Che se ne dice all’estero? Mentre l’italia tace, dimenticando quanti interessi abbia negli scambi con la Serbia, la Nato e gli Usa tergiversano. Si va da un non meglio identificato allarme di fronte a episodi violenti a un’apertura al momento solamente ipotetica nei confronti delle intenzioni di Pristina, al silenzio ponziopilatesco di fronte agli episodi più inquietanti. Inutile dire che, dall’altra parte, Putin mantiene un filo diretto con Belgrado con la ferma intenzione del mantenimento della Serbia in una posizione di diplomatica equidistanza tra le superpotenze, viste anche la svolta filo Nato del Montenegro e la situazione della Macedonia, spaccata tra presidenza filo russa e governo filo occidentale.

Tutti ingredienti di un cocktail che potrebbe farsi esplosivo. Quali gli interrogativi ancora sul tappeto, prima di dichiarare aperto a tutti i livelli lo stato di emergenza?

La dichiarazione di una possibile risposta militare serba è stata fatta dalla premier Brnabic, che finora non pare avere un peso paragonabile a quello del presidente Vucic. Per quanto allarmante pare dunque un colpo di sonda per vedere le risposte di Washington e di Bruxelles, prima di procedere oltre. Inoltre la Nato per quanto si sia astenuta dal criticare le azioni di Haradinaj e soci ha sempre prefigurato un eventuale sostegno aperto alla escalation dei kosovari albanesi lungo un orizzonte di medio lungo periodo. Infine, tutta la situazione oggi presente nei Balcani, risulta sovradeterminata, nel male come nel bene, da un quadro geostrategico moto più ampio della ex Jugoslavia, che comprende tanto la rotta balcanica dei profughi come i gasdotti russi verso il sud Europa, come anche il possibile risorgere dell’isis come gli equilibri della Ue in conseguenza delle elezioni, nonché la situazione bellica in Ucraina.
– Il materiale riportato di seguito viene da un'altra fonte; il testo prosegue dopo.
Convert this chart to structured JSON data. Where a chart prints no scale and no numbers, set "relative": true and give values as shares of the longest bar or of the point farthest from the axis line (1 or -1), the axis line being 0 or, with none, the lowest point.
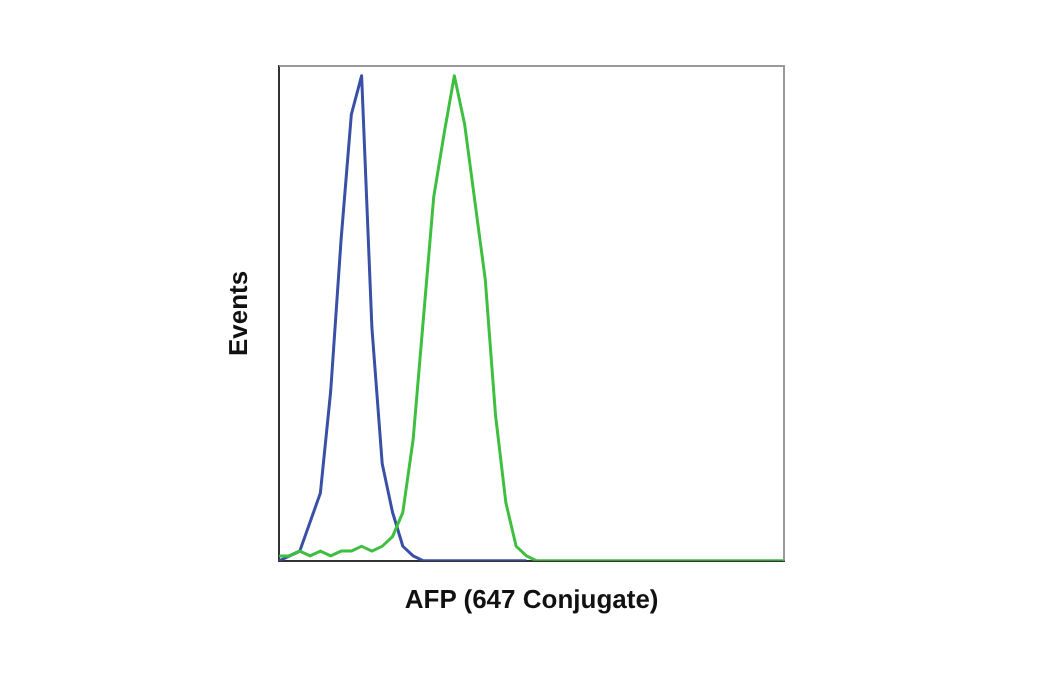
{
  "chart_data": {
    "type": "line",
    "xlabel": "AFP (647 Conjugate)",
    "ylabel": "Events",
    "relative": true,
    "tick_labels": false,
    "grid": false,
    "legend": false,
    "marker": "none",
    "line_style": "solid",
    "categories": [
      null,
      null,
      null,
      null,
      null,
      null,
      null,
      null,
      null,
      null,
      null,
      null,
      null,
      null,
      null,
      null,
      null,
      null,
      null,
      null,
      null,
      null,
      null,
      null,
      null,
      null,
      null,
      null,
      null,
      null,
      null,
      null,
      null,
      null,
      null,
      null,
      null,
      null,
      null,
      null,
      null,
      null,
      null,
      null,
      null,
      null,
      null,
      null,
      null,
      null
    ],
    "series": [
      {
        "color": "#3a4fa6",
        "values": [
          0,
          0.01,
          0.02,
          0.08,
          0.14,
          0.35,
          0.66,
          0.92,
          1,
          0.48,
          0.2,
          0.1,
          0.03,
          0.01,
          0,
          0,
          0,
          0,
          0,
          0,
          0,
          0,
          0,
          0,
          0,
          null,
          null,
          null,
          null,
          null,
          null,
          null,
          null,
          null,
          null,
          null,
          null,
          null,
          null,
          null,
          null,
          null,
          null,
          null,
          null,
          null,
          null,
          null,
          null,
          null
        ]
      },
      {
        "color": "#3fbf3f",
        "values": [
          0.01,
          0.01,
          0.02,
          0.01,
          0.02,
          0.01,
          0.02,
          0.02,
          0.03,
          0.02,
          0.03,
          0.05,
          0.1,
          0.25,
          0.5,
          0.75,
          0.88,
          1,
          0.9,
          0.74,
          0.58,
          0.3,
          0.12,
          0.03,
          0.01,
          0,
          0,
          0,
          0,
          0,
          0,
          0,
          0,
          0,
          0,
          0,
          0,
          0,
          0,
          0,
          0,
          0,
          0,
          0,
          0,
          0,
          0,
          0,
          0,
          0
        ]
      }
    ]
  }
}
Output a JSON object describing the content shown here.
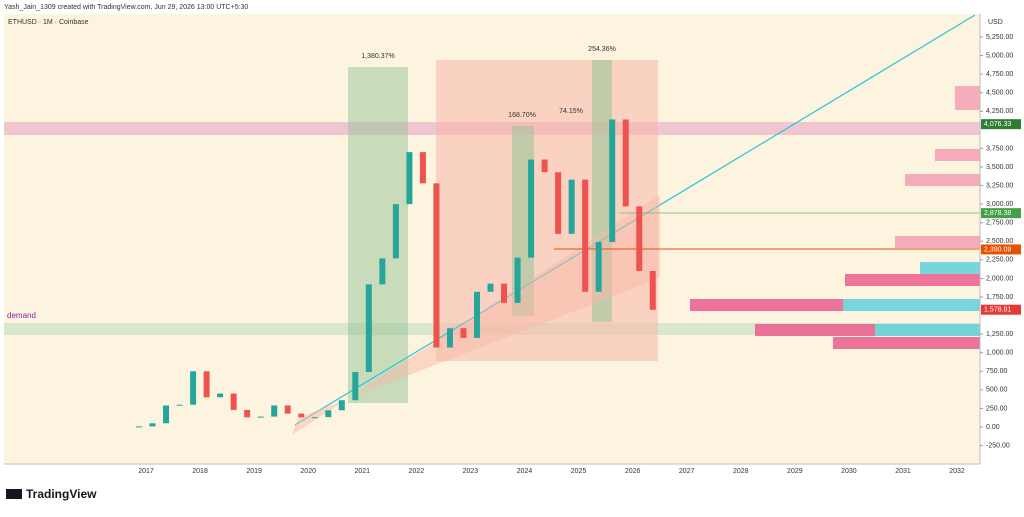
{
  "header": {
    "credit": "Yash_Jain_1309 created with TradingView.com, Jun 29, 2026 13:00 UTC+5:30",
    "symbol": "ETHUSD · 1M · Coinbase",
    "currency": "USD"
  },
  "price_axis": [
    {
      "value": 5250,
      "label": "5,250.00"
    },
    {
      "value": 5000,
      "label": "5,000.00"
    },
    {
      "value": 4750,
      "label": "4,750.00"
    },
    {
      "value": 4500,
      "label": "4,500.00"
    },
    {
      "value": 4250,
      "label": "4,250.00"
    },
    {
      "value": 3750,
      "label": "3,750.00"
    },
    {
      "value": 3500,
      "label": "3,500.00"
    },
    {
      "value": 3250,
      "label": "3,250.00"
    },
    {
      "value": 3000,
      "label": "3,000.00"
    },
    {
      "value": 2750,
      "label": "2,750.00"
    },
    {
      "value": 2500,
      "label": "2,500.00"
    },
    {
      "value": 2250,
      "label": "2,250.00"
    },
    {
      "value": 2000,
      "label": "2,000.00"
    },
    {
      "value": 1750,
      "label": "1,750.00"
    },
    {
      "value": 1250,
      "label": "1,250.00"
    },
    {
      "value": 1000,
      "label": "1,000.00"
    },
    {
      "value": 750,
      "label": "750.00"
    },
    {
      "value": 500,
      "label": "500.00"
    },
    {
      "value": 250,
      "label": "250.00"
    },
    {
      "value": 0,
      "label": "0.00"
    },
    {
      "value": -250,
      "label": "-250.00"
    }
  ],
  "time_axis": [
    "2017",
    "2018",
    "2019",
    "2020",
    "2021",
    "2022",
    "2023",
    "2024",
    "2025",
    "2026",
    "2027",
    "2028",
    "2029",
    "2030",
    "2031",
    "2032"
  ],
  "price_tags": [
    {
      "value": 4076.33,
      "label": "4,076.33",
      "color": "#2e7d32"
    },
    {
      "value": 2878.38,
      "label": "2,878.38",
      "color": "#43a047"
    },
    {
      "value": 2390.09,
      "label": "2,390.09",
      "color": "#e65100"
    },
    {
      "value": 1578.81,
      "label": "1,578.81",
      "color": "#e53935"
    }
  ],
  "annotations": {
    "gain_2021": "1,380.37%",
    "gain_2024a": "168.70%",
    "gain_2024b": "74.15%",
    "gain_2025": "254.36%",
    "zone": "demand"
  },
  "quarterly_close": [
    8,
    50,
    290,
    300,
    750,
    400,
    450,
    230,
    130,
    140,
    290,
    180,
    130,
    133,
    225,
    360,
    740,
    1920,
    2270,
    3000,
    3700,
    3280,
    1070,
    1330,
    1200,
    1820,
    1930,
    1670,
    2280,
    3600,
    3430,
    2600,
    3330,
    1820,
    2490,
    4140,
    2970,
    2100,
    1578
  ],
  "footer": {
    "brand": "TradingView"
  }
}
Ma il campanello d’allarme è comunque squillato. Prova ne sia il fatto che la premier serba non ha voluto commentare le notizie secondo cui gli Usa avrebbero intenzione di inviare in Albania armamenti, che verrebbero poi dirottati all’esercito kosovaro. Come dire che la macchina bellica non si è ancora messa in moto, ma qualche motore di troppo si è comunque acceso.